Hopefully the words will flow freely soon.

   Rabbits and slugs are individuals but come in hordes. I resort to those little blue pellets of death for the slugs, until the plants are big enough to feed them, but the only solution for rabbits is a fence.

  Rabbit rabbit..  Once they have found your little eden, they will think about it constantly. They think with their teeth. Some like succulence, others the bitter or resinous. They will try anything once. Between them they are a disaster. The top end of my hill is a desert of scrapings and stripped saplings.

 Planet Rabbit is worse even than Planet Sheep.

  Fencing was a reluctant resort. One reason is the thought of using the 'bonker', as we call the heavy tube of steel, for knocking in the posts. At Fachongle we try to work together, or at least on projects that benefit the general good; on Fridays, and  thus managed to enlist help. I will try to reciprocate this by bringing home the first early potatoes.  They are one crop the rabbits were ignoring..
But now the wire is up, I have my garden back.

 The prodigal garden.
 I could bring my seedlings out from the cold-frame, and roll up the fleece. Am seeing the plants for the posts and the plastic again.
 Eventually I will make some gates, but for now, use my upturned wheelbarrow as a stile. At first I checked the perimeter every day like a prison guard in World War Rabbit.

 Things I have learned...

 I planted broad beans and carrots too early, yet again. It's not worth the seed or the disappointment. My first broad bean seeds took the local mice through those starving early months of spring. I met a few in my hut this year, when their dawn nibblings drove me too, and they were darlings.
  I learned that part time gardening is hard. The sun would suddenly turn out after delinquent days in a cloud, and cook my precious seedlings in their precious modules in their plastic bunkers. The sowing and nurture of seed is green maternity. I still mourn my fried mange tout like stillborn children...
  I learned tricks too. Am clumping greens and roots, and early crops. Getting away from single lines. Leaving space for later crops, especially for the carrots under their protective fleece.
  I saw Justine planting seeds last week from a saucer. It makes such sense, to measure the seed for a row into a container from which to broadcast it. A half sown row leaves you feeling stupid. Seed is so expensive. Buy it loose if you can. A friend of mine bought beetroot seed from the local Farmers Coop, and it was embarrassingly cheap. The best deal otherwise I find is Franchi seeds. I have not yet had a packet of seed from them yet that runs out half way through a row... 

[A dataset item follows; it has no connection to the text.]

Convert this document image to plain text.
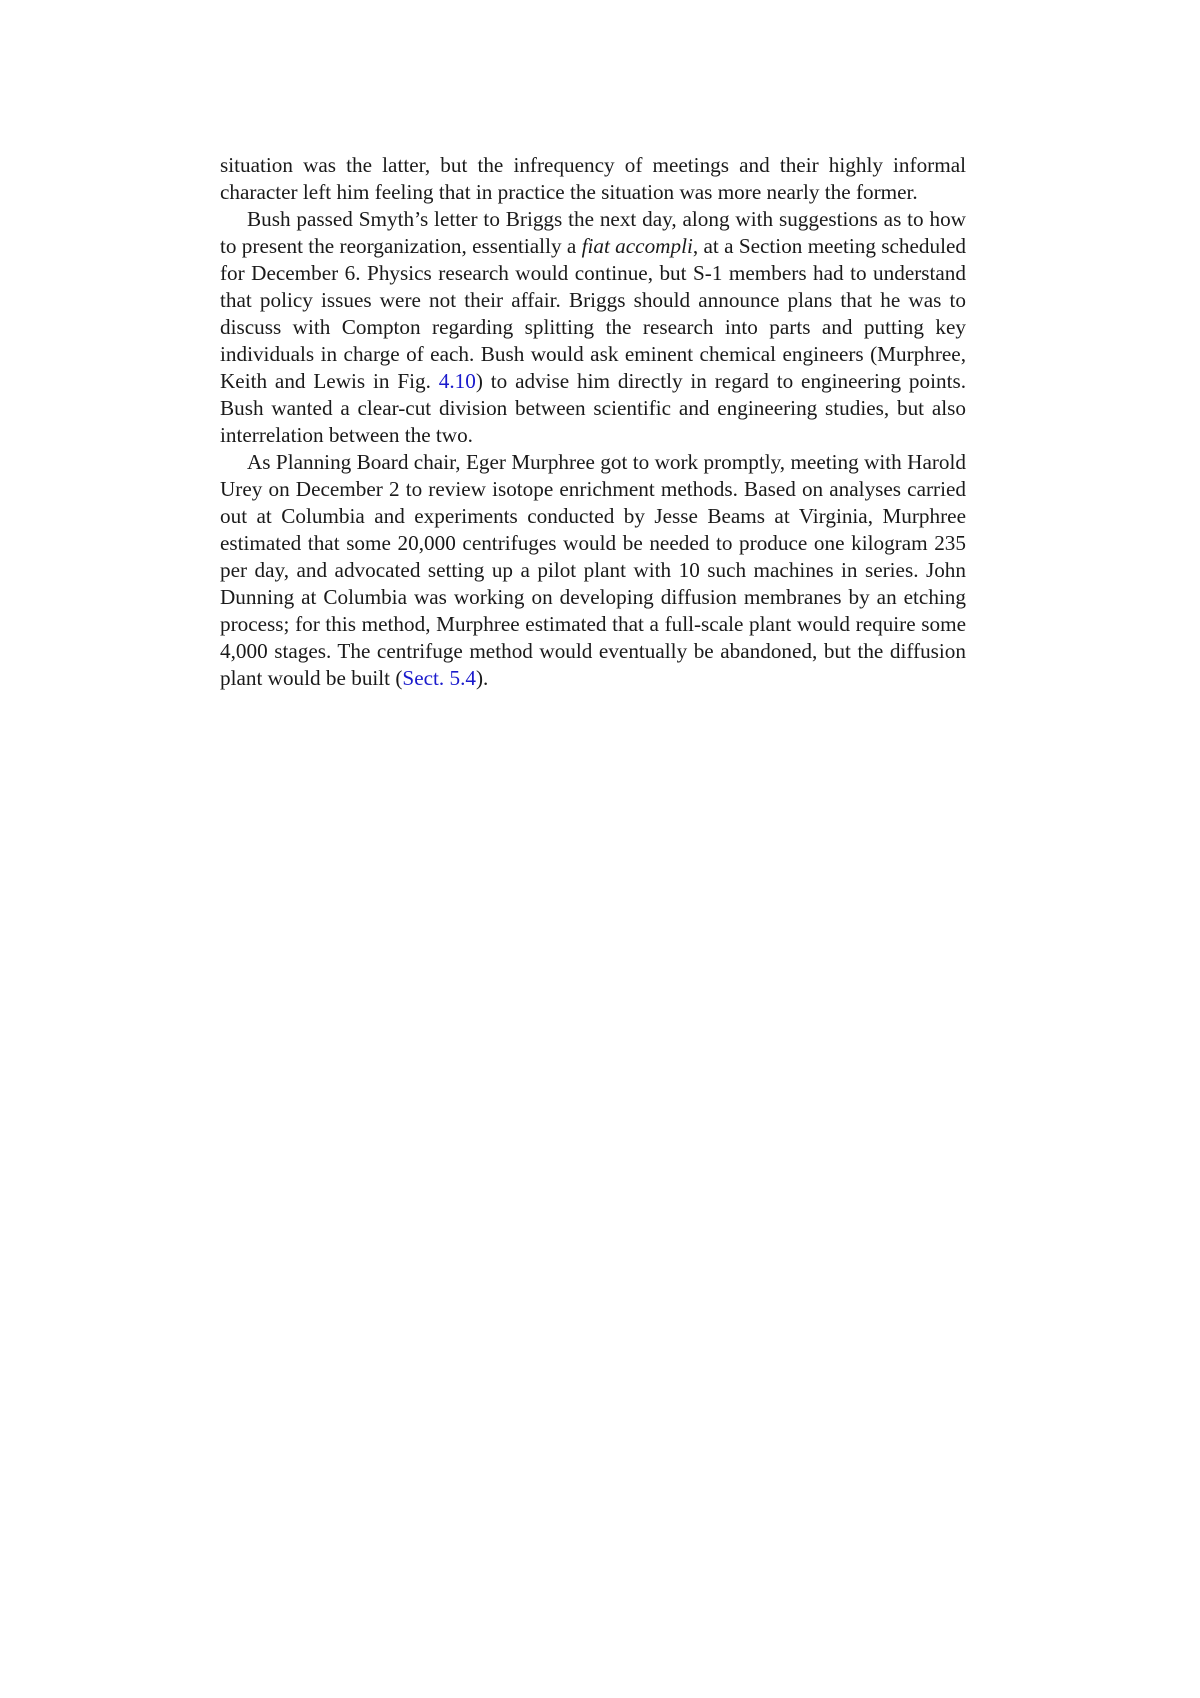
situation was the latter, but the infrequency of meetings and their highly informal character left him feeling that in practice the situation was more nearly the former.

Bush passed Smyth’s letter to Briggs the next day, along with suggestions as to how to present the reorganization, essentially a fiat accompli, at a Section meeting scheduled for December 6. Physics research would continue, but S-1 members had to understand that policy issues were not their affair. Briggs should announce plans that he was to discuss with Compton regarding splitting the research into parts and putting key individuals in charge of each. Bush would ask eminent chemical engineers (Murphree, Keith and Lewis in Fig. 4.10) to advise him directly in regard to engineering points. Bush wanted a clear-cut division between scientific and engineering studies, but also interrelation between the two.

As Planning Board chair, Eger Murphree got to work promptly, meeting with Harold Urey on December 2 to review isotope enrichment methods. Based on analyses carried out at Columbia and experiments conducted by Jesse Beams at Virginia, Murphree estimated that some 20,000 centrifuges would be needed to produce one kilogram 235 per day, and advocated setting up a pilot plant with 10 such machines in series. John Dunning at Columbia was working on developing diffusion membranes by an etching process; for this method, Murphree estimated that a full-scale plant would require some 4,000 stages. The centrifuge method would eventually be abandoned, but the diffusion plant would be built (Sect. 5.4).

 The garden though is just a bit of it all. Of this twelve acre hill. I found by looking at an old map that its old name is Allt Wen.  Wen is white, or holy.
I have been joining it up, making paths between the megalithic outcrops, and clearing small areas amongst the bracken, which will spring into a pool of bluebell next year. Along the way, I meet trees that I already planted. Some, like the Rowan, are  thriving, others need to be rescued from the malicious scratchings of bramble fronds and the smothering of bracken. Something magical is unfolding before me and inside me.


After years of cattle and scrub and fire and bracken, my tree planting and paths and scything feel part of a shared healing and reawakening.